Financial priorities for early 20-somethings

Being a young adult in your early 20s is an exciting chapter likely filled with elements of change and added responsibility. Going from college to the working world, and having a steady paycheck, means financial planning should come to the forefront. For 20-somethings to set themselves up for future success, planning should start as early as possible to lay a strong foundation that can keep the individual on solid footing well into the long-term.

Below we lay out three of the most important priorities that young adults should consider to get their financial planning on the right track.

Building credit

Why is it important to have good credit? A strong credit score can be thought of as a report card in a sense – it shows that you are a responsible person and want to put your best foot forward when it comes to debt repayment. Results of a bad credit score can limit your ability to buy a car or rent an apartment if auto loan companies or property managers think you will not be able to cover the monthly payment in a timely fashion.

To build a good credit score, be sure to make timely payments, don’t default on anything and if you have a credit card, never max it out. Also, avoid revolving credit, which is essentially carrying a balance of debt.

Save now, save often

There are two buckets that young adults should be aiming to save toward. The first “bucket” is a 401(k) or other employer-sponsored retirement plan. Early in your career, establish this fund and get in the habit of saving to this. Ideally, you should contribute as much as you can to this account, or at least enough to obtain the company match (which can be thought of as “free money,” since the company will contribute a percentage of dollars).

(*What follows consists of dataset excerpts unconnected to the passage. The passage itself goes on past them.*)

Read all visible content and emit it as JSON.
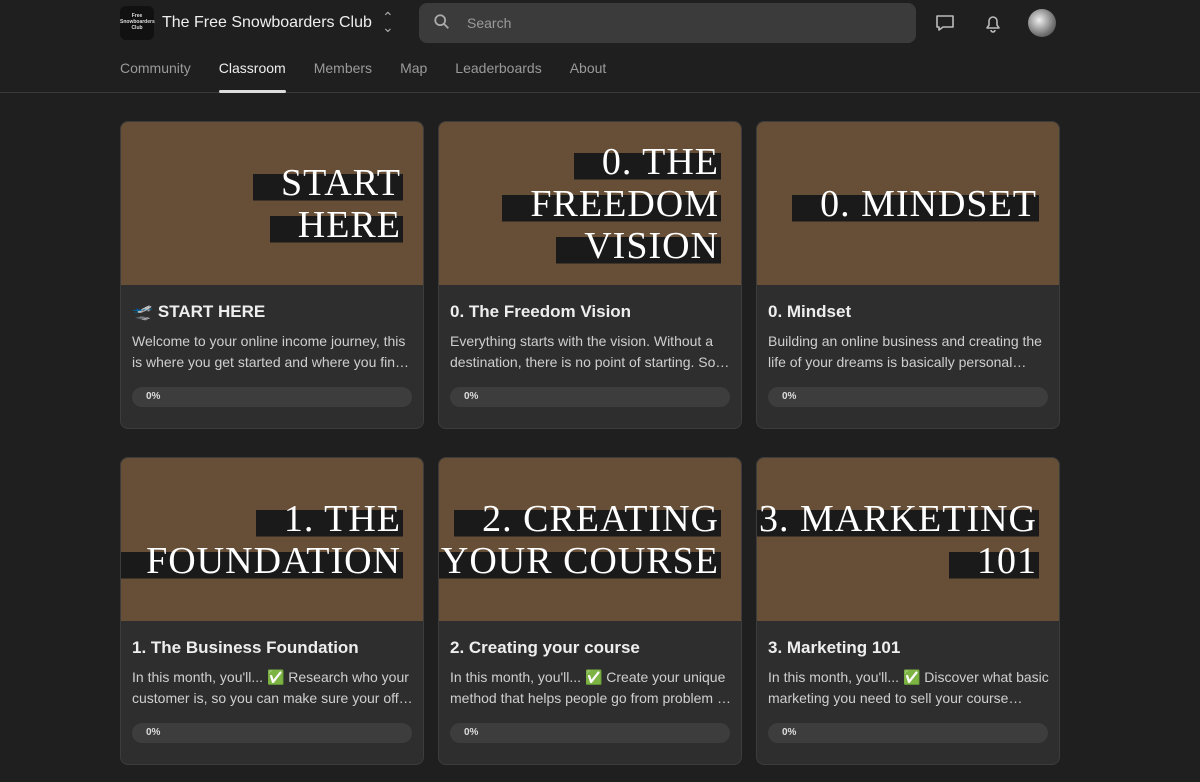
{
  "header": {
    "logo_text": "Free Snowboarders Club",
    "group_name": "The Free Snowboarders Club",
    "search_placeholder": "Search"
  },
  "tabs": [
    {
      "label": "Community"
    },
    {
      "label": "Classroom",
      "active": true
    },
    {
      "label": "Members"
    },
    {
      "label": "Map"
    },
    {
      "label": "Leaderboards"
    },
    {
      "label": "About"
    }
  ],
  "courses": [
    {
      "banner": [
        "START",
        "HERE"
      ],
      "title": "🛫 START HERE",
      "description": "Welcome to your online income journey, this is where you get started and where you find all the resources you need.",
      "progress_label": "0%",
      "progress": 0
    },
    {
      "banner": [
        "0. THE",
        "FREEDOM",
        "VISION"
      ],
      "title": "0. The Freedom Vision",
      "description": "Everything starts with the vision. Without a destination, there is no point of starting. So let's define it.",
      "progress_label": "0%",
      "progress": 0
    },
    {
      "banner": [
        "0. MINDSET"
      ],
      "title": "0. Mindset",
      "description": "Building an online business and creating the life of your dreams is basically personal growth.",
      "progress_label": "0%",
      "progress": 0
    },
    {
      "banner": [
        "1. THE",
        "FOUNDATION"
      ],
      "title": "1. The Business Foundation",
      "description": "In this month, you'll... ✅ Research who your customer is, so you can make sure your offer fits.",
      "progress_label": "0%",
      "progress": 0
    },
    {
      "banner": [
        "2. CREATING",
        "YOUR COURSE"
      ],
      "title": "2. Creating your course",
      "description": "In this month, you'll... ✅ Create your unique method that helps people go from problem to result.",
      "progress_label": "0%",
      "progress": 0
    },
    {
      "banner": [
        "3. MARKETING",
        "101"
      ],
      "title": "3. Marketing 101",
      "description": "In this month, you'll... ✅ Discover what basic marketing you need to sell your course seamlessly.",
      "progress_label": "0%",
      "progress": 0
    }
  ]
}
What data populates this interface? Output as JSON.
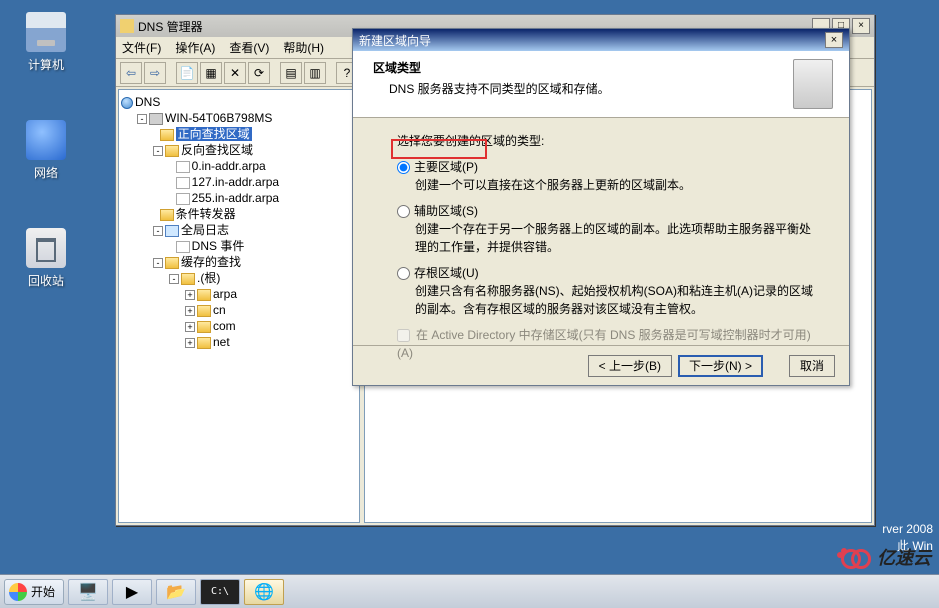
{
  "desktop": {
    "computer": "计算机",
    "network": "网络",
    "recycle": "回收站"
  },
  "dns_window": {
    "title": "DNS 管理器",
    "menu": {
      "file": "文件(F)",
      "action": "操作(A)",
      "view": "查看(V)",
      "help": "帮助(H)"
    },
    "tree": {
      "root": "DNS",
      "server": "WIN-54T06B798MS",
      "fwd_zone": "正向查找区域",
      "rev_zone": "反向查找区域",
      "rev1": "0.in-addr.arpa",
      "rev2": "127.in-addr.arpa",
      "rev3": "255.in-addr.arpa",
      "cond_fwd": "条件转发器",
      "global_log": "全局日志",
      "dns_event": "DNS 事件",
      "cached": "缓存的查找",
      "root_folder": ".(根)",
      "arpa": "arpa",
      "cn": "cn",
      "com": "com",
      "net": "net"
    }
  },
  "wizard": {
    "title": "新建区域向导",
    "header": "区域类型",
    "header_sub": "DNS 服务器支持不同类型的区域和存储。",
    "prompt": "选择您要创建的区域的类型:",
    "opt1": "主要区域(P)",
    "opt1_desc": "创建一个可以直接在这个服务器上更新的区域副本。",
    "opt2": "辅助区域(S)",
    "opt2_desc": "创建一个存在于另一个服务器上的区域的副本。此选项帮助主服务器平衡处理的工作量，并提供容错。",
    "opt3": "存根区域(U)",
    "opt3_desc": "创建只含有名称服务器(NS)、起始授权机构(SOA)和粘连主机(A)记录的区域的副本。含有存根区域的服务器对该区域没有主管权。",
    "chk": "在 Active Directory 中存储区域(只有 DNS 服务器是可写域控制器时才可用)(A)",
    "back": "< 上一步(B)",
    "next": "下一步(N) >",
    "cancel": "取消"
  },
  "taskbar": {
    "start": "开始"
  },
  "status": {
    "line1": "rver 2008",
    "line2": "此 Win"
  },
  "logo": "亿速云"
}
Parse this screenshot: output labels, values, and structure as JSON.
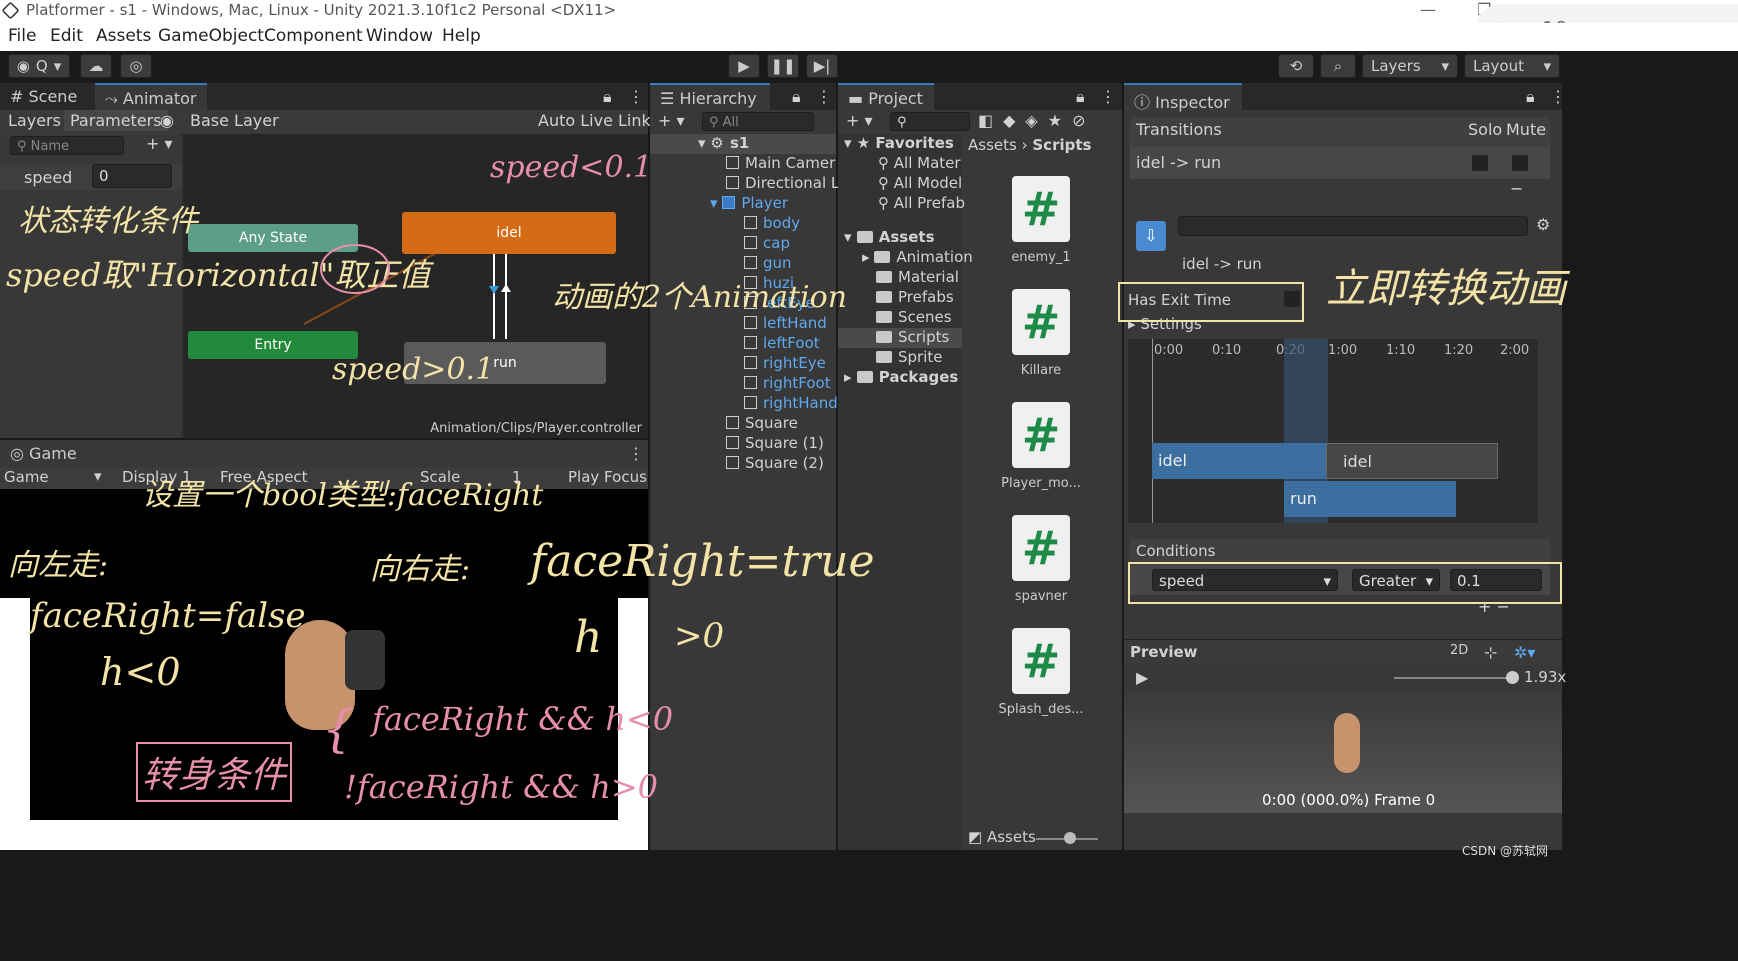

The second “bucket” is your emergency fund. Aim to build up three to six months of expenses in this account. Having this account liquid and at the ready can help with unexpected items, like job loss, a big medical bill, etc.

Have a handle on cash flow

About six months after you graduate, you can expect the first student loan bill to come your way. Young adults who are fresh to the career force should be “ready” in a sense to have a good handle on their expenses, especially when this new monthly payment comes. Create a monthly budget and understand what is coming in, and out of your account. Having a budget will also help to delineate what is a “want” versus a “need” early on, which can help keep you on a good financial track.